A test two weeks after the procedure showed that the FMT had engrafted and the once-missing bacteria were thriving in his gut. More importantly, his body was responding to another monoclonal antibody (pembrolizumab/Keytruda®) and signs of melanoma began to shrink. Every three months he made the four-hour drive from home to Pittsburgh for six rounds of treatment with the antibody drug.

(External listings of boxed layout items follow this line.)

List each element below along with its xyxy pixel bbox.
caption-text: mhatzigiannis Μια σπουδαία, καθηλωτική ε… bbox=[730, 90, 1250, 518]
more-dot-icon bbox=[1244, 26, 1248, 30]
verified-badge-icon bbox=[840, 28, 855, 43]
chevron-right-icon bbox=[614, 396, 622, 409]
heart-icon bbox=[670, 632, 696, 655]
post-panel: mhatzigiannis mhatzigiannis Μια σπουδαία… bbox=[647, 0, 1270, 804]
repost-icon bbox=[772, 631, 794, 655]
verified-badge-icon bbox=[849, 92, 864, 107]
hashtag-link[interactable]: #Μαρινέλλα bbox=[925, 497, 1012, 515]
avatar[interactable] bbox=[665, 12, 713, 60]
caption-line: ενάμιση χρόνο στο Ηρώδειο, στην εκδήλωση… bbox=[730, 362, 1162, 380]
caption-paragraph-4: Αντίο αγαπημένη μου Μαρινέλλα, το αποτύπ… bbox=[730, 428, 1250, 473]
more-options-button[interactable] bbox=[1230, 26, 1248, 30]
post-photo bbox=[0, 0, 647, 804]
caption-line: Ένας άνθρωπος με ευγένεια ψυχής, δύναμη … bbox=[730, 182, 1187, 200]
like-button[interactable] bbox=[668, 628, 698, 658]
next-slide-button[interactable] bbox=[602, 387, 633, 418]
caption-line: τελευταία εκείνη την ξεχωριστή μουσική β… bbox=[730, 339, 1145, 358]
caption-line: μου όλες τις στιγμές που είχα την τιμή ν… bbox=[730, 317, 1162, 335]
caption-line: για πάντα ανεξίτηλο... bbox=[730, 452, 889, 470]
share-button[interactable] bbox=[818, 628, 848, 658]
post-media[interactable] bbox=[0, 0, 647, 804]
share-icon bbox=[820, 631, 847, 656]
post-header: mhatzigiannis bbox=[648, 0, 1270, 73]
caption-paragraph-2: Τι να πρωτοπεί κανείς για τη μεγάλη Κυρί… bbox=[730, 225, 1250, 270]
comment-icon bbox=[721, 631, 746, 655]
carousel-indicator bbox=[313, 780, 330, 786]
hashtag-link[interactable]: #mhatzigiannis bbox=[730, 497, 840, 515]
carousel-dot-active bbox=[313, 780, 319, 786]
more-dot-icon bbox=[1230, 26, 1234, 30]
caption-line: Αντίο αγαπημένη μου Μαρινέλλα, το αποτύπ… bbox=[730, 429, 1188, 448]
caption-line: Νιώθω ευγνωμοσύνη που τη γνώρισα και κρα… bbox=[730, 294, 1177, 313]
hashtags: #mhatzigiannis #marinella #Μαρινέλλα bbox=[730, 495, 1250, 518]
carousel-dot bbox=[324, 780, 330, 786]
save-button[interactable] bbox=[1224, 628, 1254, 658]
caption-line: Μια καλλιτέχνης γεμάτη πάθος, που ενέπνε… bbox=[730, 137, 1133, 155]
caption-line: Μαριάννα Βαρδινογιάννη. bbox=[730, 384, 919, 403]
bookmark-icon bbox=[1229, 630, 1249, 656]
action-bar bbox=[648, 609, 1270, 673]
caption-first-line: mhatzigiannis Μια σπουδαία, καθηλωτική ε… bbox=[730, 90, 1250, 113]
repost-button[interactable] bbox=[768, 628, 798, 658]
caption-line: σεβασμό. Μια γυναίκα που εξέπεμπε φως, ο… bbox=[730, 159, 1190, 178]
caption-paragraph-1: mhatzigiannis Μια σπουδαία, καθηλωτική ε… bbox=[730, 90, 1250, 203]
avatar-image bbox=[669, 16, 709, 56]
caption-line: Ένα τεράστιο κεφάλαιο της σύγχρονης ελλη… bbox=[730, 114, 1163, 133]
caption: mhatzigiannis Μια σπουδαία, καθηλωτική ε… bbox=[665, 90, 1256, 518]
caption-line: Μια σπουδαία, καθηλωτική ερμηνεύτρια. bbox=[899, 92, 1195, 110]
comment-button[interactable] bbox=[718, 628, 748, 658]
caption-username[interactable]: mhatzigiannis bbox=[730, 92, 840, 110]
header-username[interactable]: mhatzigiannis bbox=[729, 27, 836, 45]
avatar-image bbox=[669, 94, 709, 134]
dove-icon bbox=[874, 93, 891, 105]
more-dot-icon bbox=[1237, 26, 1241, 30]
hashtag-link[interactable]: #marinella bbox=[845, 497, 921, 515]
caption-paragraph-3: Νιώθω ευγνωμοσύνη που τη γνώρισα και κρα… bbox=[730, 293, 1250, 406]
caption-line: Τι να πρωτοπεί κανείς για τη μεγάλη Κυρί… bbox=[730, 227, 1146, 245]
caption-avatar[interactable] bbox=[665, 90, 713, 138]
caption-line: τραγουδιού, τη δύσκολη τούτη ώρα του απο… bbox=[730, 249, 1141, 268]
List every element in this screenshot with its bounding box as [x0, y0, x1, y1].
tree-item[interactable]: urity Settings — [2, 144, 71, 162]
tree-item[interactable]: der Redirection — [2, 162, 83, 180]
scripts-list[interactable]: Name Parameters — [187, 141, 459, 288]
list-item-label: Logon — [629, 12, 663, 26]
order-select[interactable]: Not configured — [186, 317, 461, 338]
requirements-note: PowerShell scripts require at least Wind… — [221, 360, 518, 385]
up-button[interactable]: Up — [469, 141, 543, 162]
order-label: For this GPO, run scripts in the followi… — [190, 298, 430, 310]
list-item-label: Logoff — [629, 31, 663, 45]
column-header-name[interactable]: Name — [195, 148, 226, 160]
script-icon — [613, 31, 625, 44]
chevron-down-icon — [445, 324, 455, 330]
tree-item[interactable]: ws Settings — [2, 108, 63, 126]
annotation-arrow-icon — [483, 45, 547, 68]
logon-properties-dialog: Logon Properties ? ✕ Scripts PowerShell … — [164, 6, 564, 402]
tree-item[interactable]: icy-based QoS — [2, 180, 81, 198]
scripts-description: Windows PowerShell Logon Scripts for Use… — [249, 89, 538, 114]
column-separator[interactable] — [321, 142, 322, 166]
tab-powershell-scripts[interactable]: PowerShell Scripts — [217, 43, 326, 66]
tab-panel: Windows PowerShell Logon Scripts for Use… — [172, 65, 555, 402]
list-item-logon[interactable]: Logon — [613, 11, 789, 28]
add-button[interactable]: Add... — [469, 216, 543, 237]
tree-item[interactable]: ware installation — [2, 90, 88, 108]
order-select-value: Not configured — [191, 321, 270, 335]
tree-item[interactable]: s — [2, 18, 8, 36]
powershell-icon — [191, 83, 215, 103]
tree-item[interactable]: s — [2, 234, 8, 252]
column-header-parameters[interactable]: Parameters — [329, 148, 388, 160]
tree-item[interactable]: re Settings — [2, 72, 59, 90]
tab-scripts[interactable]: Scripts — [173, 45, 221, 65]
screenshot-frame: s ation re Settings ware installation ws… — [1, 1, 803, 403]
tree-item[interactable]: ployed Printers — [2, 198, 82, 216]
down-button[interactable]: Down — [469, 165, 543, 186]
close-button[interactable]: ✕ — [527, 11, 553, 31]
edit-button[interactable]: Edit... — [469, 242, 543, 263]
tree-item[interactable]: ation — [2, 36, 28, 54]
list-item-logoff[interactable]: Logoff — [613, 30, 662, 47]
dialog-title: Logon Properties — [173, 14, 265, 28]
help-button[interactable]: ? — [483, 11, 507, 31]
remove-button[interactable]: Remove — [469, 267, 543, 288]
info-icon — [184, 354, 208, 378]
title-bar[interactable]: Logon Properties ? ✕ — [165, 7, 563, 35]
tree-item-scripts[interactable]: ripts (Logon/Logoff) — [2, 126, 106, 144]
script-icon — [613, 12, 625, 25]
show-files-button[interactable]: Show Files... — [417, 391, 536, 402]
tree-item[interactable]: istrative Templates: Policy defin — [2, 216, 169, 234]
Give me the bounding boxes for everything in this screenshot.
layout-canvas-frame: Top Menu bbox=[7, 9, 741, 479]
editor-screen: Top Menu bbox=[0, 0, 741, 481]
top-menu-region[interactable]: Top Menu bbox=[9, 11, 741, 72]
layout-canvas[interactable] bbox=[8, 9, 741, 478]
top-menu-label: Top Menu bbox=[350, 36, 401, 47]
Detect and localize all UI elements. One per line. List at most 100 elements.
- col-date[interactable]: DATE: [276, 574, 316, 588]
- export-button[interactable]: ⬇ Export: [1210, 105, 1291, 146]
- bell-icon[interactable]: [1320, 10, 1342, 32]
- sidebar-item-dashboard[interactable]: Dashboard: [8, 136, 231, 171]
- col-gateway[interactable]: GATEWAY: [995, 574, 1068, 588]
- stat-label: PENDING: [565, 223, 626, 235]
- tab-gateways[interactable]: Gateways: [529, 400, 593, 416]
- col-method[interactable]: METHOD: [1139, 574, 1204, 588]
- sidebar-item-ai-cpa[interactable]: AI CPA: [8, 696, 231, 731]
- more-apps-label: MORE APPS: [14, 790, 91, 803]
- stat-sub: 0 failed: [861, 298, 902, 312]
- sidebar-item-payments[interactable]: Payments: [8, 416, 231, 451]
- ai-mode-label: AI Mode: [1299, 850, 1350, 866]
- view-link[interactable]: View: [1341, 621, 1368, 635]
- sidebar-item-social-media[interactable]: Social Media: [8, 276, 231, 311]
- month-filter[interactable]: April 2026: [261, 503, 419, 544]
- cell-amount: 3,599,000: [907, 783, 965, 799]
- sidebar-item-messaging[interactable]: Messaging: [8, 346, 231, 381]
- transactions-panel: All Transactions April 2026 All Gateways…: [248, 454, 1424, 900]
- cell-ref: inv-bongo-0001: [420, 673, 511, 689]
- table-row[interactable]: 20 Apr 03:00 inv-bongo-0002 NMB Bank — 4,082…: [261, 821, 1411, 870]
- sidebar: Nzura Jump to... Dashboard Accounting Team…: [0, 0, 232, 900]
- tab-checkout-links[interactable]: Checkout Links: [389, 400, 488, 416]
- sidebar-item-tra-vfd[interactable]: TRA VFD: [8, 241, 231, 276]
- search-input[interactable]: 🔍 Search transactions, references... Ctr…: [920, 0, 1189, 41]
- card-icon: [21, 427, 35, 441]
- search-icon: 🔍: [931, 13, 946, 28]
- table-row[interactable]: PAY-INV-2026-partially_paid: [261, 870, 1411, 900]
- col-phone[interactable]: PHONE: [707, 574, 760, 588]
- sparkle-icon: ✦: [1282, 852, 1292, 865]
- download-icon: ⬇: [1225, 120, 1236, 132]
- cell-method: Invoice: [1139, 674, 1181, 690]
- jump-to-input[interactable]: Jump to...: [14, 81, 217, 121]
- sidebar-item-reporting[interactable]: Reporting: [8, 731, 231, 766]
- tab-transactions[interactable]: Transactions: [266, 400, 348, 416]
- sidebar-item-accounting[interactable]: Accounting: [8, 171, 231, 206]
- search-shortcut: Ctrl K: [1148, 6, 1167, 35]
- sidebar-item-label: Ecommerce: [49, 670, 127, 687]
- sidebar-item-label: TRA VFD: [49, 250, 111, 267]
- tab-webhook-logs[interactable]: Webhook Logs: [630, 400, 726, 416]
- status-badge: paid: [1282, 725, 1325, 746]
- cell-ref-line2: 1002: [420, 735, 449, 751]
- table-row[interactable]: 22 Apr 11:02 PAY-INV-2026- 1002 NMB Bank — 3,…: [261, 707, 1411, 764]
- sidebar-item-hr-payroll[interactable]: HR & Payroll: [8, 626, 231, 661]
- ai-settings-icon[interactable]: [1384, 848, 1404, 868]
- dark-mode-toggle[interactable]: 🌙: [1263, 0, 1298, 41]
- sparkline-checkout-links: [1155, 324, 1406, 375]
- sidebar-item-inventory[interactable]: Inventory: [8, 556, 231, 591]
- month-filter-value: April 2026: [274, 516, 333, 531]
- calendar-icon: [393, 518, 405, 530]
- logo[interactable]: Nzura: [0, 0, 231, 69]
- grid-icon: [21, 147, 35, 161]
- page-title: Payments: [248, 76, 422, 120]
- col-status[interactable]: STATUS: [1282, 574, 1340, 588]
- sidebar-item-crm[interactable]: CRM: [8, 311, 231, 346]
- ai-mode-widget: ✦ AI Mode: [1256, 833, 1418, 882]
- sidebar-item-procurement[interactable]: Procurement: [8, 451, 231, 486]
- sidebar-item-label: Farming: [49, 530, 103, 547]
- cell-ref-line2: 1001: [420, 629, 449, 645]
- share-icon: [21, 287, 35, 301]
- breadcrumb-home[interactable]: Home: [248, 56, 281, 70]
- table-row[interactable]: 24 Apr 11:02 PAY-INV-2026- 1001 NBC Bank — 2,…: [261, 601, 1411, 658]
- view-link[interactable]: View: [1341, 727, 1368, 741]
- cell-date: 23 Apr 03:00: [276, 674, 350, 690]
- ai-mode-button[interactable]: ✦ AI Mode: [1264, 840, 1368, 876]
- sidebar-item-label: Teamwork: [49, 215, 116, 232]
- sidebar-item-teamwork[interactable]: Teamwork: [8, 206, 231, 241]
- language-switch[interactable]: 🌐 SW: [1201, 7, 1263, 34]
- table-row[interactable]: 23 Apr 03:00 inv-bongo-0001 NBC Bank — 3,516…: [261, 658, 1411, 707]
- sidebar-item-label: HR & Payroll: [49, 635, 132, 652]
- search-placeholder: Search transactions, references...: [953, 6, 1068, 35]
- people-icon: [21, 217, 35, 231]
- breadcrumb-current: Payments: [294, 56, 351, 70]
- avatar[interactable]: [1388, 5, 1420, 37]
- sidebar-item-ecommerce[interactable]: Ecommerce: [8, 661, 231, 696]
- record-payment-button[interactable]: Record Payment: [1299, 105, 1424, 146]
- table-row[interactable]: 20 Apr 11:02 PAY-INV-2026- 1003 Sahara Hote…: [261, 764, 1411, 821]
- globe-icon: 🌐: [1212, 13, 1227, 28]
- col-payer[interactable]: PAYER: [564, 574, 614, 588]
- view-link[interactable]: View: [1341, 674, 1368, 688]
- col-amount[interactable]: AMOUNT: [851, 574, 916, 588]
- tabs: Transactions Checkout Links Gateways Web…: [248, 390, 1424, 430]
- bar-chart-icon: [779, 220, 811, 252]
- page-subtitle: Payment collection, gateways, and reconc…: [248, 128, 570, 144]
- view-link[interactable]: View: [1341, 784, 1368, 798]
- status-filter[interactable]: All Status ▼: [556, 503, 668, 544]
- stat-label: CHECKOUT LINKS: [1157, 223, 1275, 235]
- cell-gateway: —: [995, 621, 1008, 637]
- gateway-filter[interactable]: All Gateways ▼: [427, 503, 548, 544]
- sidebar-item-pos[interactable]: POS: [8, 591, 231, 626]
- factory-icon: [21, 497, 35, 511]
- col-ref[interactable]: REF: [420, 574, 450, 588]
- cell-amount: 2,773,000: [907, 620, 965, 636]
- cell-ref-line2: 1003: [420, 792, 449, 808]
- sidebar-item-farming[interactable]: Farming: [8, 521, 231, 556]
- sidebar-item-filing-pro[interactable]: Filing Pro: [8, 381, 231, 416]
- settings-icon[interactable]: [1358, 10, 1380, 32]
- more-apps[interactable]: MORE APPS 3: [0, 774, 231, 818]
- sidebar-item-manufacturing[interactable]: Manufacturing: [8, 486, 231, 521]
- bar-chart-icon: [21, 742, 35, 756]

"We were very, very lucky that the first patient had a great response," says Davar. "It allowed us to believe that even though we failed with the next six, we were on the right track. We just needed to tweak the [fecal] cocktail a little better" and enroll patients in the study who had less aggressive tumor growth and were likely to live long enough to complete the extensive rounds of therapy. Six of 15 patients responded positively in the pilot clinical trial that was published in the journal Science.
Davar believes they are beginning to understand the biological mechanisms of why some patients initially do not respond to immunotherapy but later can with a FMT. It is tied to the background level of inflammation produced by the interaction between the microbiome and the immune system. That paper is not yet published.
Surviving Cancer
It has been almost a year since the last in his series of cancer treatments and Jamie has no measurable disease. He is cautiously optimistic that his cancer is not simply in remission but is gone for good. "I'm still scared every time I get my scans, because you don't know whether it is going to come back or not. And to realize that it is something that is totally out of my control."
"It was hard for me to regain trust" after being misdiagnosed and mistreated by several doctors he says. But his experience at Hillman helped to restore that trust "because they were interested in me, not just fixing the problem."
He is grateful for the support provided by family and friends over the last eight years. After a pause and a sigh, the ruggedly built 47-year-old says, "If everyone else was dead in my family, I probably wouldn't have been able to do it."
"I never hesitated to ask a question and I never hesitated to get a second opinion." But Jamie acknowledges the experience has made him more aware of the need for regular preventive medical care and a primary care physician. That person might have caught his melanoma at an earlier stage when it was easier to treat.
Davar continues to work on clinical studies to optimize this treatment approach. Perhaps down the road, screening the microbiome will be standard for melanoma and other cancers prior to using immunotherapies, and the FMT will be as simple as swallowing a handful of freeze-dried capsules off the shelf rather than through a colonoscopy.